Seçmeli ders tercihlerinde, temel ölçüt, öğrencilerin ilgi ve yetenekleri olması gerekir.  Her ders seçimi döneminde,  öğretmen durumu ve fiziki olanakların yetersizliği bahanesi ile, sadece önceden okul idaresi tarafından belirlenmiş dersleri,  zorunlu tutmak en hafif deyimle hukuksuzluktur. Seçmeli dersler Öğrencilerin hayata hazırlanması, öğrencilerin ilgi ve yeteneklerinin ortaya çıkarılması, öğrencilerin gelişimlerine destek olması, öğrencilerin bilişsel duyusal, ruhsal gelişimlerine katkı sağlaması için vardır. Okul idareleri, öğrenci ve velilere, bilgilendirme yapmadan, öğrenciler adına ders seçimi yapmaları yaygın uygulamadır. Doldurulmuş formların, öğrenci velilerine imzalatması, Milli Eğitim Bakanlığının matbu formu yerine, belli bazı derslerin yazılı olduğu formlar hazırlanarak, öğrencilere dağıtılması gibi birçok hukuksuz uygulamaya gidildiği biliniyor.Mahalle muhtarlarına, Belediye Başkanlarına ve Milletvekillerine, öğrenci velileri olarak sesleniyoruz.  Okullarda Seçmeli Arapça ve diğer anadil derslerine ambargo uygulanıyor. Anadilimiz Arapça ve diğer anadil derslerine yönelik horlama ve aşağılama yapılıyor.

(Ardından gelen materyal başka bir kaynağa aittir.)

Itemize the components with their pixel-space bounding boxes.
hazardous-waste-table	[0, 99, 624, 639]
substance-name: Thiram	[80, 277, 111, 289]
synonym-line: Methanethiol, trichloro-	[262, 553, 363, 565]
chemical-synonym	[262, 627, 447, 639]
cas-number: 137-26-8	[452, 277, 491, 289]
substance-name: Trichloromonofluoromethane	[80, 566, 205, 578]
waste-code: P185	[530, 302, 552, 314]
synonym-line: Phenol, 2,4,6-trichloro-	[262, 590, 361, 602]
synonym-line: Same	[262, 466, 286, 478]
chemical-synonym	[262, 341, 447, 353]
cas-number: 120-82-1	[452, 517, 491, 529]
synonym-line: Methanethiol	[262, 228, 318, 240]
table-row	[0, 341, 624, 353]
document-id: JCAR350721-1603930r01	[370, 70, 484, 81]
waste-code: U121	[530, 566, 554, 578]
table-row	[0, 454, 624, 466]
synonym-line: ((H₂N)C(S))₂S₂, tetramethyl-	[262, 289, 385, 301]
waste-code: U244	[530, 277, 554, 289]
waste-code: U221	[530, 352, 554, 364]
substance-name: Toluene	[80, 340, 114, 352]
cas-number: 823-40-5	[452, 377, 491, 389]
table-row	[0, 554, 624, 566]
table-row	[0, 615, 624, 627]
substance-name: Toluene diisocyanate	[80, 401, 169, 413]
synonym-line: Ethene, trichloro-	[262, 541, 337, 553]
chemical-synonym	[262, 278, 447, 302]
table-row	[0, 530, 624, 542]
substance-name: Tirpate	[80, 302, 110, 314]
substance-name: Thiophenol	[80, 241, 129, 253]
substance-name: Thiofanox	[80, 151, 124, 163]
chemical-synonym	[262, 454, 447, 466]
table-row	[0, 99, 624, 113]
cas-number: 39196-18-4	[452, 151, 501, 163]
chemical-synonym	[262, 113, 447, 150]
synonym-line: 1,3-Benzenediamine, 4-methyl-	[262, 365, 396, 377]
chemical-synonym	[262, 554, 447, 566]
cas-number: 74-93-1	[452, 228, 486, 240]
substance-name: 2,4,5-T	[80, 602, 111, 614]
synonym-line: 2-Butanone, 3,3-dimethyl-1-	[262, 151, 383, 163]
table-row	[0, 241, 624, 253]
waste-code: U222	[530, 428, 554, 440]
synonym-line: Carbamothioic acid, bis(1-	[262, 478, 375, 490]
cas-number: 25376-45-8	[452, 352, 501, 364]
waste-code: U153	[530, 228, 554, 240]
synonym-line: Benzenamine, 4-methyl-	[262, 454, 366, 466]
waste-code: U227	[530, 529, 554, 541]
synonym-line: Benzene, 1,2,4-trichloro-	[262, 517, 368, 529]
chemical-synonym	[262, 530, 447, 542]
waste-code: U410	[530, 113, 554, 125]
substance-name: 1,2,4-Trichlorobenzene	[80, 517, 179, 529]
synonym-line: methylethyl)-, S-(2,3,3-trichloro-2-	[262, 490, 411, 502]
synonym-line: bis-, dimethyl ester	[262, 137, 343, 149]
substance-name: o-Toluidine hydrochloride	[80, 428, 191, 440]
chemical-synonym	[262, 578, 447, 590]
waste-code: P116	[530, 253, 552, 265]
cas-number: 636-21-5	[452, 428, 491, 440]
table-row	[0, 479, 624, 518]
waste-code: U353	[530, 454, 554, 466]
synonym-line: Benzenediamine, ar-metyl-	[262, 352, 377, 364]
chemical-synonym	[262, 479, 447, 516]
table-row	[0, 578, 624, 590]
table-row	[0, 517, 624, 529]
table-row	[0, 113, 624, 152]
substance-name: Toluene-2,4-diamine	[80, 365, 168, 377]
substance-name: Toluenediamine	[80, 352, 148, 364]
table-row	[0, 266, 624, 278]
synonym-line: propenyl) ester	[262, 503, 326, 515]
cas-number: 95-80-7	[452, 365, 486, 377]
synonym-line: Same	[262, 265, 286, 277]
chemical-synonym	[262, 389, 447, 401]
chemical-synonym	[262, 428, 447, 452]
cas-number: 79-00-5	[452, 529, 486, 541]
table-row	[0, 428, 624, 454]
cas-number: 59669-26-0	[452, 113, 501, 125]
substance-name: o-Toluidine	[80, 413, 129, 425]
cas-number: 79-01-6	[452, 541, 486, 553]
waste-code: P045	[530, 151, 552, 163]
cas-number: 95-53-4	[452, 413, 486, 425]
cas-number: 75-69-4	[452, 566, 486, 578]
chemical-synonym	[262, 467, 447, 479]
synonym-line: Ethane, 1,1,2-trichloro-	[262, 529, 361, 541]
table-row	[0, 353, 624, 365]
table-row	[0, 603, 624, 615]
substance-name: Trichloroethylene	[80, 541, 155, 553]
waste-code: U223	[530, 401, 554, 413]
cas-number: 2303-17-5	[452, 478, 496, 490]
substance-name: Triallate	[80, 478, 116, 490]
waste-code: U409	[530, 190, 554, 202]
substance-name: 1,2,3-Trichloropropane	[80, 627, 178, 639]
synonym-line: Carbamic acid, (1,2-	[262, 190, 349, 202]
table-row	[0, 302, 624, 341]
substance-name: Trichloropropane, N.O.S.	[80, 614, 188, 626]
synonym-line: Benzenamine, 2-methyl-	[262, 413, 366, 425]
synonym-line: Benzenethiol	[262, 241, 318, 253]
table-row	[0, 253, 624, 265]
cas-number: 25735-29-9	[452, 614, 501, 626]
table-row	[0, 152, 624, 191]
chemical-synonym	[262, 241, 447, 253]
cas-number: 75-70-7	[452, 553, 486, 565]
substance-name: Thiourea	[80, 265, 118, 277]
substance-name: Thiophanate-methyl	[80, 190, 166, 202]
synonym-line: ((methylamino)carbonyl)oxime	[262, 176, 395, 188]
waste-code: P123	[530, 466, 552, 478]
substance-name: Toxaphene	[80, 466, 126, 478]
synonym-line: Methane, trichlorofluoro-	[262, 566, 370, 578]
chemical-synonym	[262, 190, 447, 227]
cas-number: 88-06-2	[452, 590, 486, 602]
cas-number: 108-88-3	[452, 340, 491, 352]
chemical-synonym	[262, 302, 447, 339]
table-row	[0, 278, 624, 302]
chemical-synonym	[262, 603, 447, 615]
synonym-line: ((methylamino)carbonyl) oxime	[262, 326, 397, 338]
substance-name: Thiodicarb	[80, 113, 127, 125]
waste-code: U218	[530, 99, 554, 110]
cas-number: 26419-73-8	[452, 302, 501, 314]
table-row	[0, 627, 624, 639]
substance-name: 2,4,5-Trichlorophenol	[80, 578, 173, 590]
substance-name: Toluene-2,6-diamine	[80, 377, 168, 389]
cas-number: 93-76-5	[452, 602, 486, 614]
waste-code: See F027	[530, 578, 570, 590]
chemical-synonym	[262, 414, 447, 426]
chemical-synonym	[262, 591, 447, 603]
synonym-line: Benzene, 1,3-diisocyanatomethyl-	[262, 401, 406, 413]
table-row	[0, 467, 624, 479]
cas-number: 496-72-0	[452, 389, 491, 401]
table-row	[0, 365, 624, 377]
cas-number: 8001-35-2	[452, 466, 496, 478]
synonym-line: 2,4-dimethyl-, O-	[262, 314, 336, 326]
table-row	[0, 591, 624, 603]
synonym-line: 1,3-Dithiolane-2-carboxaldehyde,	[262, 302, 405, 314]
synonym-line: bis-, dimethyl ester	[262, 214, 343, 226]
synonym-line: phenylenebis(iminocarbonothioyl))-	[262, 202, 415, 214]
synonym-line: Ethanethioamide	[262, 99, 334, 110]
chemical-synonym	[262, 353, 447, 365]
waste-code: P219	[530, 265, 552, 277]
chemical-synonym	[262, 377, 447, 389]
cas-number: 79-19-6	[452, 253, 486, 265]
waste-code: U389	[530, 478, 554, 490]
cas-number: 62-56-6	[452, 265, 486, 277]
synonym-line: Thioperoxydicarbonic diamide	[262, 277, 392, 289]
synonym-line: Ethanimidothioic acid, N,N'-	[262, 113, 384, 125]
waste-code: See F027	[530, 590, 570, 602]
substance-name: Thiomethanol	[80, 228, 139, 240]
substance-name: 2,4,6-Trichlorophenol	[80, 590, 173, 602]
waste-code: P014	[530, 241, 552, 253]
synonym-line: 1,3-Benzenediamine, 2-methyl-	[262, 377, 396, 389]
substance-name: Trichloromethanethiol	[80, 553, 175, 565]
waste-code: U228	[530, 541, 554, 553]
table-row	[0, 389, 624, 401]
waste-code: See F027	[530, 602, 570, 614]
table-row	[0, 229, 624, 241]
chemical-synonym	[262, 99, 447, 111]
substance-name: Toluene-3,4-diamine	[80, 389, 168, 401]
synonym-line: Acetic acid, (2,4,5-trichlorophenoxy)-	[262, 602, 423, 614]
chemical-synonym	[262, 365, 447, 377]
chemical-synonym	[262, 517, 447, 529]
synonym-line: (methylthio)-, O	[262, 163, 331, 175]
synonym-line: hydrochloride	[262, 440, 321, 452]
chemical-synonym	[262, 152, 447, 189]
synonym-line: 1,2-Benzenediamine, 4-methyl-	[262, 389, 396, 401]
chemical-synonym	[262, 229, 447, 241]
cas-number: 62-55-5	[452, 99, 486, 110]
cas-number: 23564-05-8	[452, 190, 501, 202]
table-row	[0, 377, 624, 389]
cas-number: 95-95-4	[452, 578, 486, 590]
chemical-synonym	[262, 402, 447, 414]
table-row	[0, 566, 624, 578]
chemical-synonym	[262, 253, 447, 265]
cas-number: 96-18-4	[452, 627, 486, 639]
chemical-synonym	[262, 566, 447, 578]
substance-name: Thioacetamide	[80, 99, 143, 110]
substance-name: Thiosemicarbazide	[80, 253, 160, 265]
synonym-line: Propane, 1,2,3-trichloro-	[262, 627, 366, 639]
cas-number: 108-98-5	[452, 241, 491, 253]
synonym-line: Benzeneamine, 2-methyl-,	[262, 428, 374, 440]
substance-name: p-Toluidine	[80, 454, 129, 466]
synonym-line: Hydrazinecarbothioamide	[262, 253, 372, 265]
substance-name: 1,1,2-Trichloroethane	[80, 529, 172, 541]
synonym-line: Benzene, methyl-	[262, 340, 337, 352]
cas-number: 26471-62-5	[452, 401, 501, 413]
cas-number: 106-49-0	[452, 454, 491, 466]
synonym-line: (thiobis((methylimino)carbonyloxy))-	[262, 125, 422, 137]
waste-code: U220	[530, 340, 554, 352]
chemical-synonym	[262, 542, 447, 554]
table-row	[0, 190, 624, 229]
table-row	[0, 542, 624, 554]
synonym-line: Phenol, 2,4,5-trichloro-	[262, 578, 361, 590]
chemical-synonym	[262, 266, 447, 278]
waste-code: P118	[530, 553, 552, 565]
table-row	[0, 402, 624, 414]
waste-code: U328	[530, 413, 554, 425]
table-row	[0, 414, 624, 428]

Sayın Öğrenci Velileri, Sayın Öğrenci Velilerinin dernekleri, Sayın Öğretmen Sendikaları, Okulların seçmeli de olsa,  Arapça dersini engellemesine engel olun. Bu yıl 4, 5,6 ve 7. sınıfta okuyan öğrencilerinizin 2023-2024 eğitim öğretim yılı ( gelecek yıl) için Seçmeli Ders seçme hakkı vardır. Seçmeli dersleri seçmek öğrencinizin ve siz velilerin meşru ve yasal hakkınızdır. Bu hakkı sizin yerinize okul idarelerinin kullanmasına izin vermeyin.  2023-2024 eğitim-öğretim yılında kendi okulunuzda sınıflar açılmasını istiyorsanız, seçmeli de olsa Anadilinizde ders (Kürtçe, Arapça, Abhazca, tercih edin. MEB Seçmeli dersler matbu formundan öğrencinin yeteneğine en uygun olan dersleri işaretleyin. Okul müdürünün, idarenin veya herhangi bir öğretmenin seçmeli ders dikte etmesi yasal değildir.

HER LİSAN BİR İNSAN

“İngilizce var, anadile ne gerek var” vb sözlere kanmayın. Zaten her öğrenci okulda İngilizce öğrenmek zorundadır. Ortak dilimiz Türkçe, zorunlu Yabancı dil İngilizce ve seçmeli ders anadilimiz dersi olmak üzere, çocuklarımızın en az üç dil edinmesi okul ve hayat başarıları için önemlidir. Anadili dâhil çocuklarımız en az üç dil bilmesi, IQ zekâ, duygusal zekâ ve problem çözme becerileri daha gelişkin olmaktadır. “Bir lisan, bir insan” atasözünün ifade ettiği gibi her lisan daha çok zekâdır. Anadili dâhil daha çok dil edinen çocuklar daha geniş ufuklara, kelime dağarcığına, ifade gücüne sahip olacaktır. Bütün bunlardan dolayı anadilini bilen öğrencilerin üniversite sınavları dâhil yaşam sınavlarında başarı oranları daha yüksektir. Daha çok dil bilen ile daha az dil bilen bir değildir. Tercih edeceğiniz Seçmeli dersler arasında anadiliniz ile ilgili (Arapça, Kürtçe, Abazaca, Adığece, Azerice, Osmanlıca vb)  dersin olmasına özel önem vermeniz hem kendi çocuğunuzun ve hem de ülkemizin yararınadır. “Bu memleket bizim”,  ortak dilimiz Türkçe bizim,  anadilimiz bizim. Hatay, Adana ve Mersin bölgesinde,  anadili Arapça olan öğrencileri, Arapça dersinden uzaklaştırmak için Arapça dersi öcüleştiriliyor. Biz öğrenci velileri olarak okul idarelerini uyarıyoruz. Yetkililerin bütün okul idarelerine gerekli uyarıların yapılmasını talep ediyoruz. Öğrencilerin Seçmeli de olsa Arapça dersini tercih etme haklarını gasp etmeyin.